FizzBuzz問題の結果をリストに表示するプログラム

それでは、本連載で恒例となっている、FizzBuzz問題を解くプログラムを作ってみましょう。FizzBuzz問題とは次のようなものです。

> 1から100までの数を出力するプログラムを書いてください。ただし、3の倍数のときは数の代わりに「Fizz」と、5の倍数のときは「Buzz」と表示してください。3と5の倍数の時は「FizzBuzz」と表示してください。

それでは、プログラムを作ってみましょう。以下のプログラムを「fizzbuzz.tcl」という名前で保存しましょう。
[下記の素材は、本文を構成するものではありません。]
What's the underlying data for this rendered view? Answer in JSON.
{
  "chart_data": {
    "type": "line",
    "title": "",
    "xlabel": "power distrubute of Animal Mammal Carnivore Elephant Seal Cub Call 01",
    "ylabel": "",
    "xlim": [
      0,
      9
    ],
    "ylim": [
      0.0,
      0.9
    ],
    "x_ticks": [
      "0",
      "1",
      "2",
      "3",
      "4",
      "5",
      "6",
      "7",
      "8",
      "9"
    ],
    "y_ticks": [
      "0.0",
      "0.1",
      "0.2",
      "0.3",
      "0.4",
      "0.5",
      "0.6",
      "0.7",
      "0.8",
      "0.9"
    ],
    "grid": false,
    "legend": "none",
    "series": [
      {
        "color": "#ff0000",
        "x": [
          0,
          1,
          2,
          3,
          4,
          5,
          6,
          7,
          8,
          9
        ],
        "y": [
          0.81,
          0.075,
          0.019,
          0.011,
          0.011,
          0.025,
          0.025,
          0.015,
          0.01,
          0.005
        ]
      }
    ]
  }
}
同じプログラムをこちらにもアップしています。

# メインウィンドウの初期化 --- (*1)
wm title . "FizzBuzz"
wm geometry . 600x400

# fizzbuzz関数を定義 --- (*2)
proc fizzbuzz { n } {
    # 変数$nがFizzかBuzzかを判定 --- (*2a)
    set is_fizz [expr {($n % 3) == 0}]
    set is_buzz [expr {($n % 5) == 0}]
    # 判定結果に応じて結果を返す --- (*3)
    if {$is_fizz && $is_buzz} { return "FizzBuzz" }
    if {$is_fizz} { return "Fizz" }
    if ($is_buzz) { return "Buzz" }
    return $n
}

# リストボックスに表示するためのリストを作成 --- (*4)
set a_list {} 
# fizzbuzz関数を使って1から100までの結果を取得 --- (*5)
for {set i 1} {$i <= 100} {incr i} {
    set result [fizzbuzz $i]
    # 画面に結果を表示
    puts $result
    # リストに結果を追加
    lappend a_list $result
}

# リストボックスの作成 --- (*6)
listbox .list -listvariable a_list -width 600 -height 400
pack .list

ターミナルで以下のコマンドを入力するとプログラムが実行されます。

wish fizzbuzz.tcl
  • リストボックスにFizzBuzzの結果を表示したところ

    リストボックスにFizzBuzzの結果を表示したところ

プログラムを確認してみましょう。(*1)ではメインウィンドウを初期化します。